Ronan sintió que algo rígido dentro de su pecho comenzaba a aliviarse.
—Sugiero que tengamos nuestra conversación en otro sitio, milady.
—Fuera no —dijo ella con rapidez, cerca del pañuelo.
—No, mi amor. Nos quedaremos dentro.
* * * * *
Pasaron tres días.
Tres días de simular que su mundo era normal, que nada milagroso había llegado para quedarse junto a él en la forma de una mujer muy hermosa. Ella se tomó sus tareas a pecho. Ronan recibió una lista de reglas para obedecer por su seguridad y así lo hizo. Leila casi siempre estaba a su lado. La miraba y le consultaba y contemplaba lo encantador que era su clan. Ella era exótica, reticente y desconocida. Los intrigaba sólo con su silencio y los atraía en un círculo a su alrededor uno por uno hasta que quedaban en su órbita como cometas con el sol… tanto como él lo hacía.

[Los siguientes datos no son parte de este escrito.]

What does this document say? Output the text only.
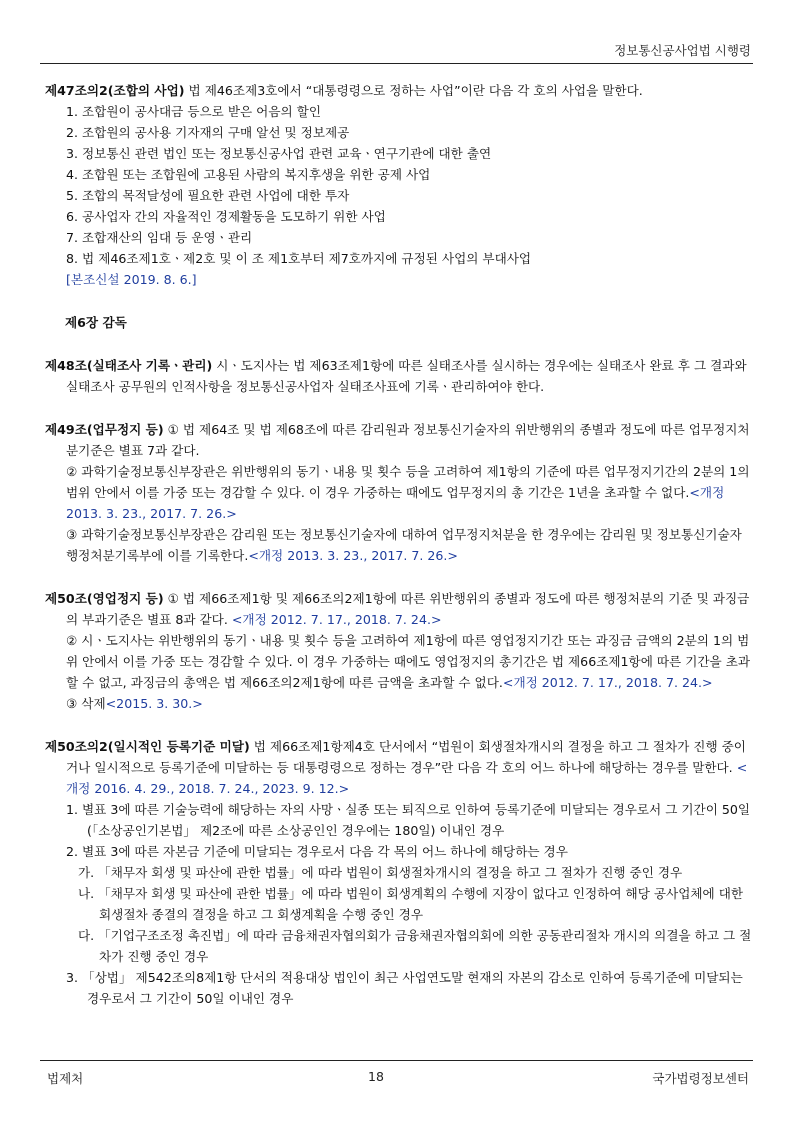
정보통신공사업법 시행령
제47조의2(조합의 사업) 법 제46조제3호에서 “대통령령으로 정하는 사업”이란 다음 각 호의 사업을 말한다.
1. 조합원이 공사대금 등으로 받은 어음의 할인
2. 조합원의 공사용 기자재의 구매 알선 및 정보제공
3. 정보통신 관련 법인 또는 정보통신공사업 관련 교육ㆍ연구기관에 대한 출연
4. 조합원 또는 조합원에 고용된 사람의 복지후생을 위한 공제 사업
5. 조합의 목적달성에 필요한 관련 사업에 대한 투자
6. 공사업자 간의 자율적인 경제활동을 도모하기 위한 사업
7. 조합재산의 임대 등 운영ㆍ관리
8. 법 제46조제1호ㆍ제2호 및 이 조 제1호부터 제7호까지에 규정된 사업의 부대사업
[본조신설 2019. 8. 6.]
제6장 감독
제48조(실태조사 기록ㆍ관리) 시ㆍ도지사는 법 제63조제1항에 따른 실태조사를 실시하는 경우에는 실태조사 완료 후 그 결과와 실태조사 공무원의 인적사항을 정보통신공사업자 실태조사표에 기록ㆍ관리하여야 한다.
제49조(업무정지 등) ① 법 제64조 및 법 제68조에 따른 감리원과 정보통신기술자의 위반행위의 종별과 정도에 따른 업무정지처분기준은 별표 7과 같다.
② 과학기술정보통신부장관은 위반행위의 동기ㆍ내용 및 횟수 등을 고려하여 제1항의 기준에 따른 업무정지기간의 2분의 1의 범위 안에서 이를 가중 또는 경감할 수 있다. 이 경우 가중하는 때에도 업무정지의 총 기간은 1년을 초과할 수 없다.<개정 2013. 3. 23., 2017. 7. 26.>
③ 과학기술정보통신부장관은 감리원 또는 정보통신기술자에 대하여 업무정지처분을 한 경우에는 감리원 및 정보통신기술자 행정처분기록부에 이를 기록한다.<개정 2013. 3. 23., 2017. 7. 26.>
제50조(영업정지 등) ① 법 제66조제1항 및 제66조의2제1항에 따른 위반행위의 종별과 정도에 따른 행정처분의 기준 및 과징금의 부과기준은 별표 8과 같다. <개정 2012. 7. 17., 2018. 7. 24.>
② 시ㆍ도지사는 위반행위의 동기ㆍ내용 및 횟수 등을 고려하여 제1항에 따른 영업정지기간 또는 과징금 금액의 2분의 1의 범위 안에서 이를 가중 또는 경감할 수 있다. 이 경우 가중하는 때에도 영업정지의 총기간은 법 제66조제1항에 따른 기간을 초과할 수 없고, 과징금의 총액은 법 제66조의2제1항에 따른 금액을 초과할 수 없다.<개정 2012. 7. 17., 2018. 7. 24.>
③ 삭제<2015. 3. 30.>
제50조의2(일시적인 등록기준 미달) 법 제66조제1항제4호 단서에서 “법원이 회생절차개시의 결정을 하고 그 절차가 진행 중이거나 일시적으로 등록기준에 미달하는 등 대통령령으로 정하는 경우”란 다음 각 호의 어느 하나에 해당하는 경우를 말한다. <개정 2016. 4. 29., 2018. 7. 24., 2023. 9. 12.>
1. 별표 3에 따른 기술능력에 해당하는 자의 사망ㆍ실종 또는 퇴직으로 인하여 등록기준에 미달되는 경우로서 그 기간이 50일(「소상공인기본법」 제2조에 따른 소상공인인 경우에는 180일) 이내인 경우
2. 별표 3에 따른 자본금 기준에 미달되는 경우로서 다음 각 목의 어느 하나에 해당하는 경우
가. 「채무자 회생 및 파산에 관한 법률」에 따라 법원이 회생절차개시의 결정을 하고 그 절차가 진행 중인 경우
나. 「채무자 회생 및 파산에 관한 법률」에 따라 법원이 회생계획의 수행에 지장이 없다고 인정하여 해당 공사업체에 대한 회생절차 종결의 결정을 하고 그 회생계획을 수행 중인 경우
다. 「기업구조조정 촉진법」에 따라 금융채권자협의회가 금융채권자협의회에 의한 공동관리절차 개시의 의결을 하고 그 절차가 진행 중인 경우
3. 「상법」 제542조의8제1항 단서의 적용대상 법인이 최근 사업연도말 현재의 자본의 감소로 인하여 등록기준에 미달되는 경우로서 그 기간이 50일 이내인 경우
법제처	18	국가법령정보센터
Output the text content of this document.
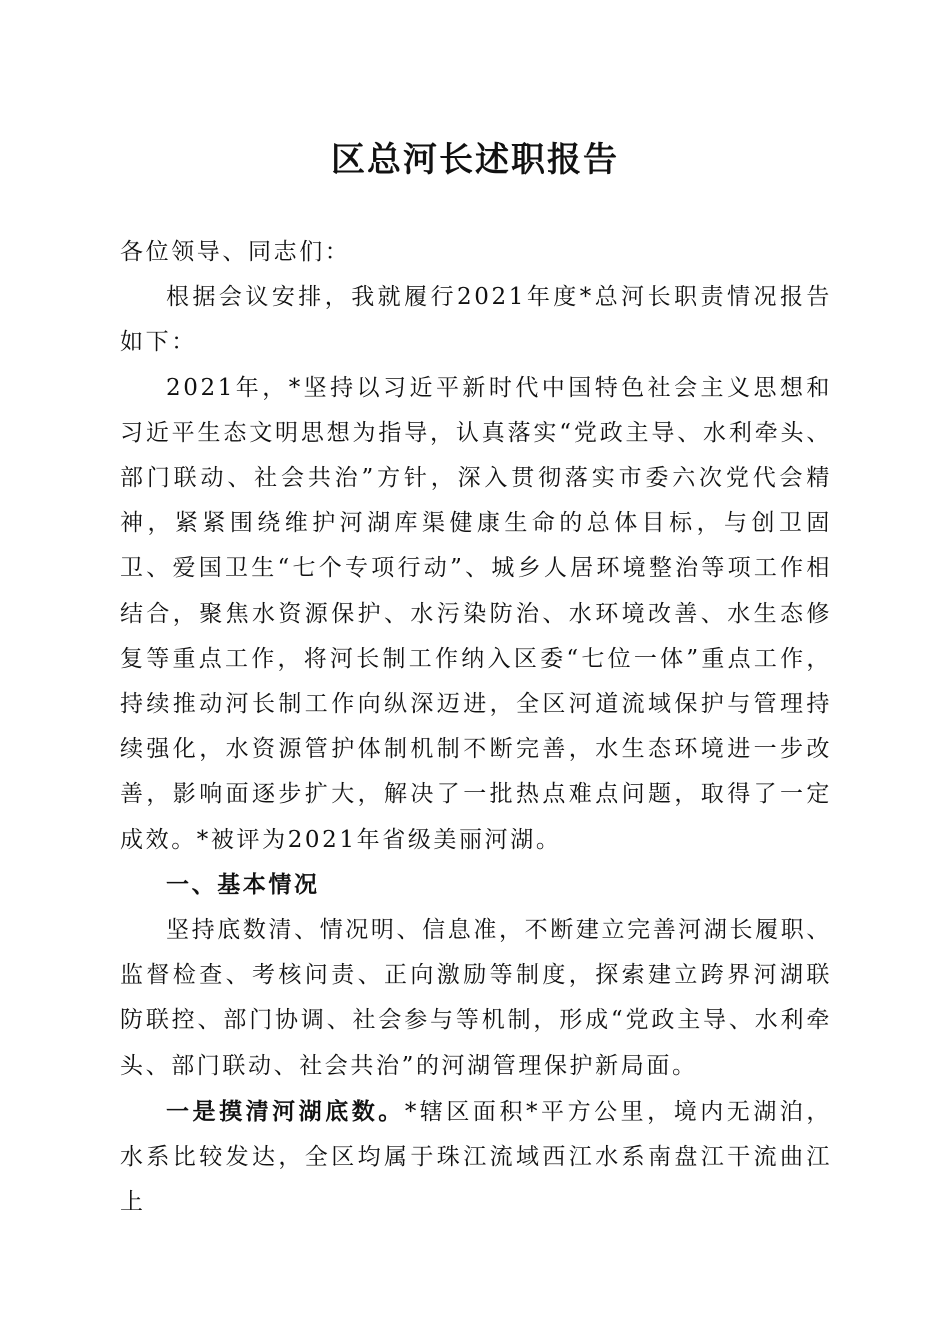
区总河长述职报告

各位领导、同志们：

根据会议安排，我就履行2021年度*总河长职责情况报告如下：

2021年，*坚持以习近平新时代中国特色社会主义思想和习近平生态文明思想为指导，认真落实“党政主导、水利牵头、部门联动、社会共治”方针，深入贯彻落实市委六次党代会精神，紧紧围绕维护河湖库渠健康生命的总体目标，与创卫固卫、爱国卫生“七个专项行动”、城乡人居环境整治等项工作相结合，聚焦水资源保护、水污染防治、水环境改善、水生态修复等重点工作，将河长制工作纳入区委“七位一体”重点工作，持续推动河长制工作向纵深迈进，全区河道流域保护与管理持续强化，水资源管护体制机制不断完善，水生态环境进一步改善，影响面逐步扩大，解决了一批热点难点问题，取得了一定成效。*被评为2021年省级美丽河湖。

一、基本情况

坚持底数清、情况明、信息准，不断建立完善河湖长履职、监督检查、考核问责、正向激励等制度，探索建立跨界河湖联防联控、部门协调、社会参与等机制，形成“党政主导、水利牵头、部门联动、社会共治”的河湖管理保护新局面。

一是摸清河湖底数。*辖区面积*平方公里，境内无湖泊，水系比较发达，全区均属于珠江流域西江水系南盘江干流曲江上
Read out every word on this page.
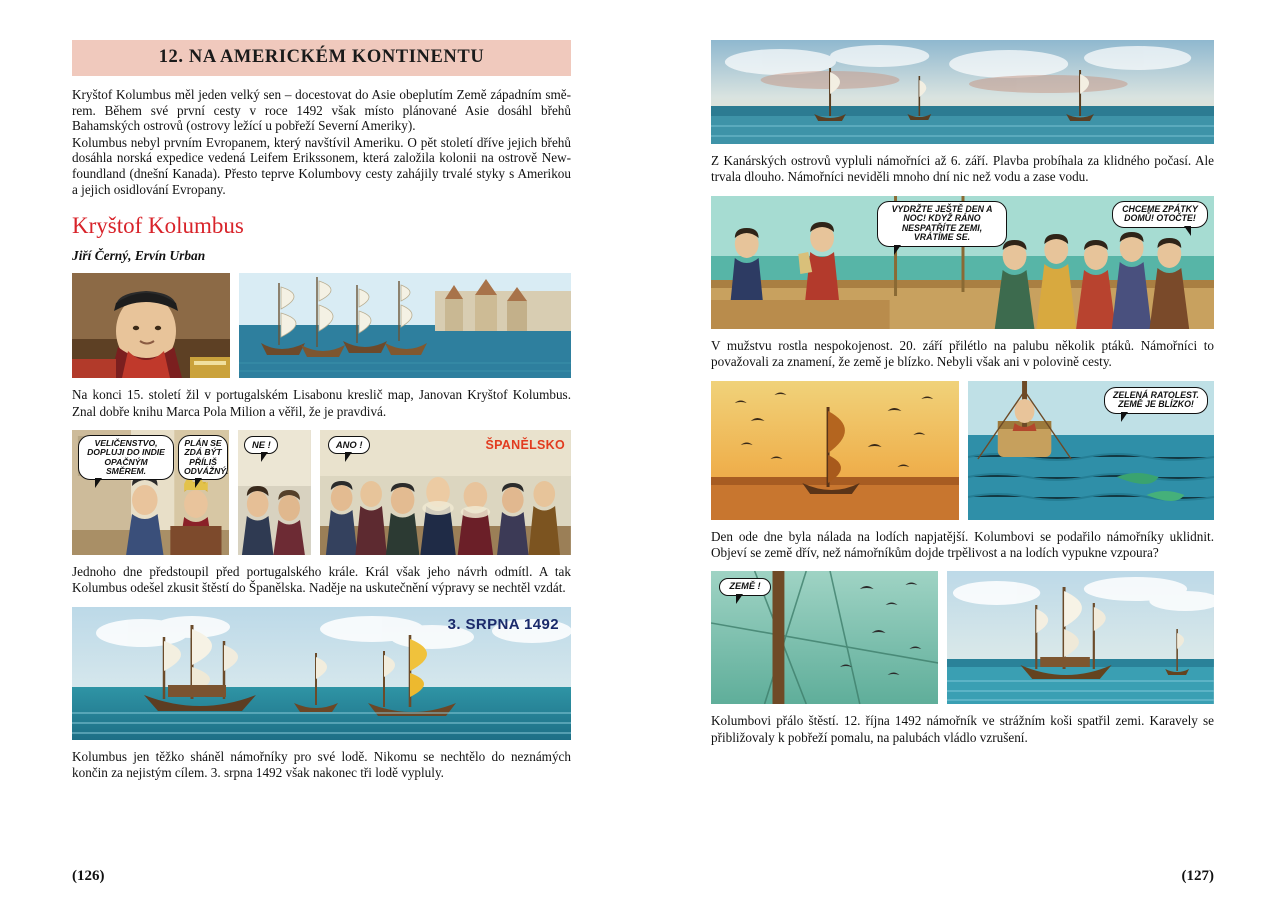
12. NA AMERICKÉM KONTINENTU

Kryštof Kolumbus měl jeden velký sen – docestovat do Asie obeplutím Země západním směrem. Během své první cesty v roce 1492 však místo plánované Asie dosáhl břehů Bahamských ostrovů (ostrovy ležící u pobřeží Severní Ameriky).

Kolumbus nebyl prvním Evropanem, který navštívil Ameriku. O pět století dříve jejich břehů dosáhla norská expedice vedená Leifem Erikssonem, která založila kolonii na ostrově Newfoundland (dnešní Kanada). Přesto teprve Kolumbovy cesty zahájily trvalé styky s Amerikou a jejich osidlování Evropany.

Kryštof Kolumbus
Jiří Černý, Ervín Urban

Na konci 15. století žil v portugalském Lisabonu kreslič map, Janovan Kryštof Kolumbus. Znal dobře knihu Marca Pola Milion a věřil, že je pravdivá.

VELIČENSTVO, DOPLUJI DO INDIE OPAČNÝM SMĚREM.
PLÁN SE ZDÁ BÝT PŘÍLIŠ ODVÁŽNÝ.
NE !	ANO !	ŠPANĚLSKO

Jednoho dne předstoupil před portugalského krále. Král však jeho návrh odmítl. A tak Kolumbus odešel zkusit štěstí do Španělska. Naděje na uskutečnění výpravy se nechtěl vzdát.

3. SRPNA 1492

Kolumbus jen těžko sháněl námořníky pro své lodě. Nikomu se nechtělo do neznámých končin za nejistým cílem. 3. srpna 1492 však nakonec tři lodě vypluly.

(126)

Z Kanárských ostrovů vypluli námořníci až 6. září. Plavba probíhala za klidného počasí. Ale trvala dlouho. Námořníci neviděli mnoho dní nic než vodu a zase vodu.

VYDRŽTE JEŠTĚ DEN A NOC! KDYŽ RÁNO NESPATŘÍTE ZEMI, VRÁTÍME SE.
CHCEME ZPÁTKY DOMŮ! OTOČTE!

V mužstvu rostla nespokojenost. 20. září přilétlo na palubu několik ptáků. Námořníci to považovali za znamení, že země je blízko. Nebyli však ani v polovině cesty.

ZELENÁ RATOLEST. ZEMĚ JE BLÍZKO!

Den ode dne byla nálada na lodích napjatější. Kolumbovi se podařilo námořníky uklidnit. Objeví se země dřív, než námořníkům dojde trpělivost a na lodích vypukne vzpoura?

ZEMĚ !

Kolumbovi přálo štěstí. 12. října 1492 námořník ve strážním koši spatřil zemi. Karavely se přibližovaly k pobřeží pomalu, na palubách vládlo vzrušení.

(127)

Hizo traer sus baúles hasta la habitación. Las llaves se habían perdido. Kirk, el de los dedos hábiles, trabajaba para abrir con artimañas las trabas hasta que Leila le pidió prestadas las limas de metal y dio la vuelta a los seguros en menos de un minuto. Incluso Finlay preguntó cómo lo había logrado.
Se puso la cocina a su disposición para que preparara la poción. Ella permaneció al mando de las ollas hirvientes y las hornallas de cobre. El lugar se llenó del olor inconfundible de un boticario. Mezclaba y revolvía y murmuraba medidas para sí y cuando Allie apareció, Leila hizo una segunda tanda, para que la esposa de Baird pudiera ver cómo lo había hecho.
No había magia ahí, dijo ella. Sin embargo, se equivocaba. Había magia en cada respiración suya.
En el gran comedor, la tercera noche, Baird estuvo otra vez levantado, con los labios blancos pero presente. El clan estaba muy animado por verlo. La sala resonaba con las conversaciones, levantaban vino y whisky en un frenesí de brindis que duró toda la cena.
Kirk, sentado al otro extremo de la mesa, había convencido a un novato de hacer una apuesta y obtuvo un hermoso puñal nuevo como recompensa. Hacía alarde de eso, mostraba la cuchilla y le provocaba a Finlay una envidia oscura hasta que Ronan alzó su mano.
Leila, según recordó él más tarde, se encontraba a su derecha y hablaba con Baird. No sólo la cabeza sino todo su cuerpo estaba apartado de él mientras atosigaba con delicadeza a Baird para que comiera.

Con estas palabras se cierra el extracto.